Un marché prometteur ou une bulle passagère ?
Ces trois dernières années, le marché de la reconnaissance faciale a augmenté de 20 % par an, et vaudra 9 milliards de dollars d’ici 2022, d’après l’entreprise d’analyse Market Research Future. Une croissance captée par les entreprises chinoises, dominantes, mais aussi japonaises et américaines. « Encore peu identifiées, les entreprises israéliennes et russes sont aussi très avancées dans ce domaine, et investissent les régions du Caucase et d’Asie centrale », affirme Steven Feldstein, chercheur au think tank américain Carnegie et auteur d’un rapport sur l’expansion de la surveillance par l’IA (septembre 2019). En France, des géants comme Thalès et Idemia sont dans la course. Avec 2,3 milliards de chiffre d’affaires et 15 000 employés dans le monde, Idemia a des clients dans 180 pays, dont près de 2 000 institutions financières, et l’aéroport de Changi à Singapour.
L’envolée du marché de la surveillance
L’Asie-Pacifique serait la région la plus prometteuse pour ces prochaines années, car « son fort taux de criminalité encourage les investissements en équipements de surveillance », selon MarketsandMarkets. La reconnaissance faciale est en effet portée par un marché de la surveillance qui a le vent en poupe : « Il y a des manifestations partout dans le monde, du Liban au Chili et à l’Irak, et beaucoup de gouvernements, démocratiques ou autocratiques, sont dans des positions difficiles.
Le marché de la surveillance a le vent en poupe dans le monde entier.
Cette technologie leur permet de riposter aux mobilisations politiques », analyse Steven Feldstein. Selon son rapport, au moins 64 pays incorporent activement de la reconnaissance faciale dans leurs programmes de surveillance. Autre levier de croissance pour cette technologie : son utilisation commerciale pour identifier l’âge et le sexe des acheteurs, voire leurs émotions, et ainsi affiner les stratégies marketing. Sans parler des incessantes avancées technologiques, tel le machine learning ces dernières années et peut-être, dans les années à venir, la reconnaissance faciale 3D.
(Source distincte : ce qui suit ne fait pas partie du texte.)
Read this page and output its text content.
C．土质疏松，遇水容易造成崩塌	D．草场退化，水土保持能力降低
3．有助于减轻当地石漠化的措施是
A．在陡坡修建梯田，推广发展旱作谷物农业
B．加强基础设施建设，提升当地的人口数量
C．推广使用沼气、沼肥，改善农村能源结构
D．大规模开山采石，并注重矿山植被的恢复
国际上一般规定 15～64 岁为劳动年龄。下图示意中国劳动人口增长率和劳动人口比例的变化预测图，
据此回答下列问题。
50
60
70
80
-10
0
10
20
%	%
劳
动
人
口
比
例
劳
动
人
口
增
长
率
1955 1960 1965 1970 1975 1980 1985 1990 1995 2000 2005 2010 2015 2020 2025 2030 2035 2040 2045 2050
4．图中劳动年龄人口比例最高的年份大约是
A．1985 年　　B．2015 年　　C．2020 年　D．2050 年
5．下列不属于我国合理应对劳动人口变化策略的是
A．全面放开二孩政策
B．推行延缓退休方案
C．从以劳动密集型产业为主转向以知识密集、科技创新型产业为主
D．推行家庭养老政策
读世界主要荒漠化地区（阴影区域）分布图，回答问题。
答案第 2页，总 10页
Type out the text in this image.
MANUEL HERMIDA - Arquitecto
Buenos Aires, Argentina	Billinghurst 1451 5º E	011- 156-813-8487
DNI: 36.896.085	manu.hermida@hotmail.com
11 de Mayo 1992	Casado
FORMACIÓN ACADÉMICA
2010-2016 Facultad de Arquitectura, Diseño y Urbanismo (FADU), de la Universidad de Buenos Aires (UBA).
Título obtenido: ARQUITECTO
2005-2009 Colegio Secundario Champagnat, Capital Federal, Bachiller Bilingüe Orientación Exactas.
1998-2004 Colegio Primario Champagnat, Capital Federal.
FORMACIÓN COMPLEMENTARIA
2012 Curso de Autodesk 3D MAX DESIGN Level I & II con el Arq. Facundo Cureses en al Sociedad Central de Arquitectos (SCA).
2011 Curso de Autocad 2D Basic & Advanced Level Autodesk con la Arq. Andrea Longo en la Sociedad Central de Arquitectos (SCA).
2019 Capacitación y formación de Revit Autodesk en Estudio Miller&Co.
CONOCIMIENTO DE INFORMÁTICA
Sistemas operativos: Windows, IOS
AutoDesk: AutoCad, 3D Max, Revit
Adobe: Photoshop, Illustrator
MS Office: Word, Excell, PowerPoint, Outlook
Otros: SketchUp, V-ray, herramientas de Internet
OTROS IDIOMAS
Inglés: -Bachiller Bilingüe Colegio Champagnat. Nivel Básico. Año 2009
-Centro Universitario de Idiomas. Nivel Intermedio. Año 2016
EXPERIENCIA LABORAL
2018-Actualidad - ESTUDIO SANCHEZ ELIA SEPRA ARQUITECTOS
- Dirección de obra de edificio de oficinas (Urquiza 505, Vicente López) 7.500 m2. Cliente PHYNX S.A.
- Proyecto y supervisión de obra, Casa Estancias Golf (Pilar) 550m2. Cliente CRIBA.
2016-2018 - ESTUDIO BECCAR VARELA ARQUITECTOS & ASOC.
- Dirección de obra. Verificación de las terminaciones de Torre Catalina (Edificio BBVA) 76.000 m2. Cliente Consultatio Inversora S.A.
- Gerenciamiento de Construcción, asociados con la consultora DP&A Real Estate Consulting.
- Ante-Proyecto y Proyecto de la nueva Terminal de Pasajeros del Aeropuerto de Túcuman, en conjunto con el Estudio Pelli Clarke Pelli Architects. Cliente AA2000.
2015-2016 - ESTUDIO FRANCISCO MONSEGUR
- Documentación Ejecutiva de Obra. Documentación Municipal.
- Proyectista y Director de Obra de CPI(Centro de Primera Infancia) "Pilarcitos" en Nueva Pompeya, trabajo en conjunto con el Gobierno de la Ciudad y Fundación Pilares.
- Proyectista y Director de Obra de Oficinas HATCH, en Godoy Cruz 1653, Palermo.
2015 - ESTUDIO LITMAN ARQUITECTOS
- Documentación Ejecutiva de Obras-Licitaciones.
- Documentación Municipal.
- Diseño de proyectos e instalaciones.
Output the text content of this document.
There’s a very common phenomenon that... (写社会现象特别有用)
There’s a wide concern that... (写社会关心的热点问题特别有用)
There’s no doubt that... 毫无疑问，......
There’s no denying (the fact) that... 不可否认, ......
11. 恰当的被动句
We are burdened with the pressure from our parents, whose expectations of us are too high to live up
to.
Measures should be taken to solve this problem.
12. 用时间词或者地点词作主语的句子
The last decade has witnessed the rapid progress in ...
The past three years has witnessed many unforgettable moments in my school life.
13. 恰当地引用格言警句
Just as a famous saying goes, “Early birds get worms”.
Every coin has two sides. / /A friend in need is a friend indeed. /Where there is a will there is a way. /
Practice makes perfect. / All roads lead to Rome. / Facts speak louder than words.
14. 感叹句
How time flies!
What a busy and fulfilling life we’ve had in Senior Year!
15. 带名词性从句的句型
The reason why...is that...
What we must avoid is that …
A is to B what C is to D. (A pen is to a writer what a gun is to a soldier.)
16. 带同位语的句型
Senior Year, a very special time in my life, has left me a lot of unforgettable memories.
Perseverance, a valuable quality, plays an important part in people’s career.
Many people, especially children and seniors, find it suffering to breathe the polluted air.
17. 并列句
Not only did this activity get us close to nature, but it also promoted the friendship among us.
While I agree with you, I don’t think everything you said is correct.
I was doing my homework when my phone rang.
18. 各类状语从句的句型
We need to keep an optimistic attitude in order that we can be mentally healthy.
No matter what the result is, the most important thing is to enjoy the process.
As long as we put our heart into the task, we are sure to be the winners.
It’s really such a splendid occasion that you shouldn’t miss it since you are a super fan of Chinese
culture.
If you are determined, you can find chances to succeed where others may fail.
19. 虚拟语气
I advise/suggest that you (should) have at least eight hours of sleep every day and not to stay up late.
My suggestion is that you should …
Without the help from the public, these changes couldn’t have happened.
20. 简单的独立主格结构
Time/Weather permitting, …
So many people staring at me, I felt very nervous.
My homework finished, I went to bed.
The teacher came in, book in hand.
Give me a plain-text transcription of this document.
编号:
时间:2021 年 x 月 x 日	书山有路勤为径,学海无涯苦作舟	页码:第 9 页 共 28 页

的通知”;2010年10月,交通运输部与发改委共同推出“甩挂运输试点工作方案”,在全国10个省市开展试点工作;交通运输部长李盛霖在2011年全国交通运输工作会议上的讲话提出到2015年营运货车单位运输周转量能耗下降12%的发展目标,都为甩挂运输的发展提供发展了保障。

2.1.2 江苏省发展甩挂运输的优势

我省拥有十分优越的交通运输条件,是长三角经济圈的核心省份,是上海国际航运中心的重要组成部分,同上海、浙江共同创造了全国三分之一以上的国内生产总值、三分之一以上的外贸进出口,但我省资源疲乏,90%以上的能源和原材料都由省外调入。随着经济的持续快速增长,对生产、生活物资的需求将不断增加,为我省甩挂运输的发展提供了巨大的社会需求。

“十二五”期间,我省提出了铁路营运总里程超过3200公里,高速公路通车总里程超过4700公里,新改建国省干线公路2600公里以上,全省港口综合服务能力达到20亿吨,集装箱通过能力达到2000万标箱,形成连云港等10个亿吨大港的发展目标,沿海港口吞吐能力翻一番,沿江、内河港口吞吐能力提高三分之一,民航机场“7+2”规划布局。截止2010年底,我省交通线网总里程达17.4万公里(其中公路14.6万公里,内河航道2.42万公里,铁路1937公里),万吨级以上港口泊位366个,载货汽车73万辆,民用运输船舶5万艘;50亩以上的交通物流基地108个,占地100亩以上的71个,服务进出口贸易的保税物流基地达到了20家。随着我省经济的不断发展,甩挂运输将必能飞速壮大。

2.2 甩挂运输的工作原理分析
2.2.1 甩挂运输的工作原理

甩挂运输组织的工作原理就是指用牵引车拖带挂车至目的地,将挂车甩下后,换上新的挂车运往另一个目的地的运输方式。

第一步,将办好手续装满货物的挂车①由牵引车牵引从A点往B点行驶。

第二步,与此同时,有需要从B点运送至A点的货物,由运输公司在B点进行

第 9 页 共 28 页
Des géants du numérique suspendent leur vente
Mais le Covid et le port généralisé du masque ont marqué un coup de frein pour le secteur. Sans compter les critiques de plus en plus nombreuses concernant le manque de fiabilité de cette technologie, voire son inefficacité sur les visages noirs et féminins. Après le mouvement BlackLivesMatter qui s’insurgeait notamment contre les discriminations policières envers les personnes noires, Amazon, IBM et Microsoft ont annoncé la suspension de la commercialisation de leurs logiciels de reconnaissance faciale aux forces de police américaines. Alors que les citoyens se rebiffent et que certains Etats travaillent à une régulation plus forte de cette technologie, l’avenir du marché de la reconnaissance faciale ne sera peut-être pas aussi brillant qu’annoncé.
La Chine équipée par des sociétés européennes
Dans un rapport de septembre 2020, Amnesty International dénonce l’exportation, par des entreprises européennes, de technologies de surveillance à la Chine. L’entreprise française Idemia a vendu un système de reconnaissance faciale au bureau de sécurité publique de Shanghaï, « qui a pour tâche de déployer la surveillance de masse », selon l’association.